Analyser des dessins animés dans un cadre universitaire? Pourquoi pas! Sept épisodes tirés des séries The Simpsons, Family Guy, American Dad et South Park ont été scrutés à la loupe par Frédérick Gagnon, professeur au Département de science politique et directeur de l’Observatoire sur les États-Unis de la Chaire Raoul-Dandurand en études stratégiques et diplomatiques, et Julie Dufort, doctorante en science politique et chercheuse à l’Observatoire.
Les dessins animés sont plus que des objets de divertissement, affirment les deux chercheurs. «Ils véhiculent des messages politiques, ce sont donc des acteurs à part entière sur la scène sociale et politique américaine, au même titre que les membres du congrès, les leaders de groupes d’intérêt, les journalistes ou les commentateurs politiques», souligne Julie Dufort.
À titre comparatif, la très sérieuse émission d’affaires publiques Meet the Press est vue par environ quatre millions de téléspectateurs, tandis que les Simpsons en attirent environ dix millions chaque semaine. «Les dessins animés peuvent influencer indirectement les Américains sur certains enjeux, poursuit Frédérick Gagnon, spécialiste des représentations de la politique américaine dans la culture populaire. Et lorsque les opinions changent à propos d’un enjeu, on peut s’attendre à ce que les politiques changent par la suite.»
L’immigration illégale
Sous la direction du professeur Gagnon, Julie Dufort s’est penchée dans le cadre de sa maîtrise sur l’immigration non documentée (i.e. illégale) aux États-Unis, et plus spécifiquement sur l’érection du mur à la frontière américano-mexicaine. «C’est un sujet qui fait couler beaucoup d’encre aux États-Unis depuis plusieurs années, explique-t-elle. Il y a environ 12 millions d’immigrants illégaux dans le pays. En 2006, le Congrès américain a adopté le Secure Fence Act, un projet de loi autorisant la construction d’un mur de plus de 1 200 km sur la frontière américano-mexicaine. Aujourd’hui environ 80 % des 1 200 km sont construits.»
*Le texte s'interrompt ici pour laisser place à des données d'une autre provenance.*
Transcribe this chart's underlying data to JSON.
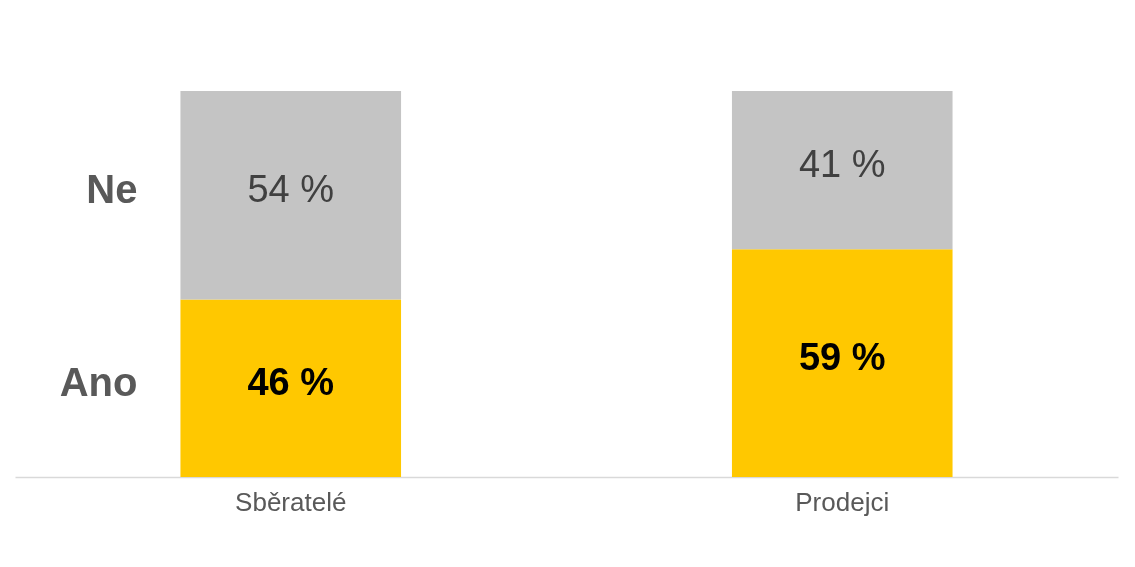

C’est en regardant l’épisode qui célébrait les 20 ans d’existence des Simpsons – lequel traitait de la construction d’un mur séparant les habitants de Springfield de ceux d’Ogdenville, métaphore des 20 ans de la chute du Mur de Berlin et de l’érection du mur à la frontière américano-mexicaine – que l’idée d’analyser les dessins animés a surgi. «C’était un à-côté ludique dans le cadre de ma maîtrise, mais nous avons néanmoins effectué l’analyse rigoureusement», précise la jeune chercheuse.
Diversité et biais progressiste
Les deux chercheurs ont d’abord voulu vérifier si les dessins animés étudiés reflétaient la diversité des opinions sur les politiques d’immigration au sein de la société américaine. Pour ce faire, ils ont pris appui sur les quatre courants de pensée identifiés par Daniel Tichenor, professeur à l’Université de l’Oregon et spécialiste de l’immigration illégale, à savoir : la position cosmopolite (la plus progressiste, car ses partisans sont en faveur à la fois de l’admission des étrangers et de l’augmentation de leurs droits sur le territoire américain), la position restrictionniste classique (la plus conservatrice, car ses partisans souhaitent restreindre l’admission et les droits des étrangers), la position expansionniste de libre-marché (admission selon l’offre et la demande du marché de l’emploi, mais restriction des droits) et la position nationaliste égalitariste (admission restreinte, mais octroi de plus de droits aux immigrants déjà sur le territoire).
Dans chacune des séries, les créateurs confient à certains personnages l’odieux ou le plaisir de véhiculer des idées liées à ces quatre courants de pensée, ont constaté les deux chercheurs. Les personnages les plus intelligents, comme Lisa Simpson ou comme Bryan, le chien de Family Guy, sont progressistes, tandis que ceux qui véhiculent les positions les plus conservatrices sont souvent ceux qui sont dépeints comme étant moins intelligents. «Même s’il y a une diversité de points de vue, pratiquement tous les personnages finissent par adopter la position cosmopolite à mesure que les épisodes progressent, souligne Julie Dufort. Ce n’est pas très surprenant, car les créateurs de ces séries sont souvent très à gauche. Ils incitent les téléspectateurs à adhérer à la position cosmopolite en dévalorisant les autres positions.»
«C’est le genre de recherche qui enrichit le contenu de mes cours sur la politique américaine, conclut Frédérick Gagnon, qui n’hésite pas à recourir à des exemples tirés de dessins animés, de séries télévisées, de films ou de jeux vidéos pour expliquer des notions théoriques. C’est apprécié des étudiants, car ils saisissent rapidement les comparaisons.»